Comment 76 Leho Kraav 2015-03-29 09:55:34 UTC
Yes, in the example I'm restarting everything. NetworkManager didn't  auto-restart before <1.0.0, but it seems to now. Either way, previous isolation attempts have proven that on this system, it has been wpa_supplicant alone responsible for... something. Would be interesting to hear from others, not sure where else if not on this bug though.
Comment 77 Cacho Nero 2015-08-07 00:10:40 UTC
Emmanuel, is there any chance that you have a newer version of the firmware with the patch from Comment#51. Currently using Linux 4.1 and it won't accept anything under ucode-10.

Thank you.
Comment 78 Emmanuel Grumbach 2015-08-07 05:01:49 UTC
No.
Comment 79 Alexander E. Patrakov 2017-03-15 14:45:11 UTC
For some (but not all) cases of this AP brokenness, this helps:

modprobe iwlwifi 11n_disable=1

(tested in Domicilio Lorenzo hotel in Davao City, PH - one of their access points reliably triggers the issue)
Comment 80 JC 2017-03-16 08:44:10 UTC
I had some TP-Links AP with OpenWRT system.

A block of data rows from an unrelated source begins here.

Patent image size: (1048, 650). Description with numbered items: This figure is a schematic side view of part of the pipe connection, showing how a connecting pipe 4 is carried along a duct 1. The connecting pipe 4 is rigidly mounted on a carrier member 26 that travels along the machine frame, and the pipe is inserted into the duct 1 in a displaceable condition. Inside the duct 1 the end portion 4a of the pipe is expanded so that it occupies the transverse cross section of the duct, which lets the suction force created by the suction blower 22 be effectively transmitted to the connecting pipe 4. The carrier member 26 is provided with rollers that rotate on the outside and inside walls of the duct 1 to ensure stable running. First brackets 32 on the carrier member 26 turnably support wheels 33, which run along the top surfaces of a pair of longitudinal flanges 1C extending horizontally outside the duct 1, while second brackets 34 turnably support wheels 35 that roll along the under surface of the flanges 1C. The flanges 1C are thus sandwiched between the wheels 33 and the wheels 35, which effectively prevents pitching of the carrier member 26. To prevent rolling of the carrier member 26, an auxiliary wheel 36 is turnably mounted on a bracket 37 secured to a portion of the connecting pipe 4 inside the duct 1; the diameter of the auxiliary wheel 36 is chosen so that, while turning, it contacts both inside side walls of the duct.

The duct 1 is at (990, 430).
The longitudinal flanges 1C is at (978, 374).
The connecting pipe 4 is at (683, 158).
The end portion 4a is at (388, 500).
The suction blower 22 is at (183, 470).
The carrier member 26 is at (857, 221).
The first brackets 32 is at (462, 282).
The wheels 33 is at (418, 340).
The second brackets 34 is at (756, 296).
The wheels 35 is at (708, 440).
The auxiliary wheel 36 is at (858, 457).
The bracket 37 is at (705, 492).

Unstable with all firmware versions, module parameters (11n disable for example) etc. After months i changed AP to Mikrotik router (Atheros AR9300). Unstable again. Then i changed "disconnect timeout" to 15s on Mikrotik and voila, it works w/o probs even with default iwlwifi settings. I think Intel card/firmware/module is buggy or too much strict for some AP. Very badly usable in some configurations.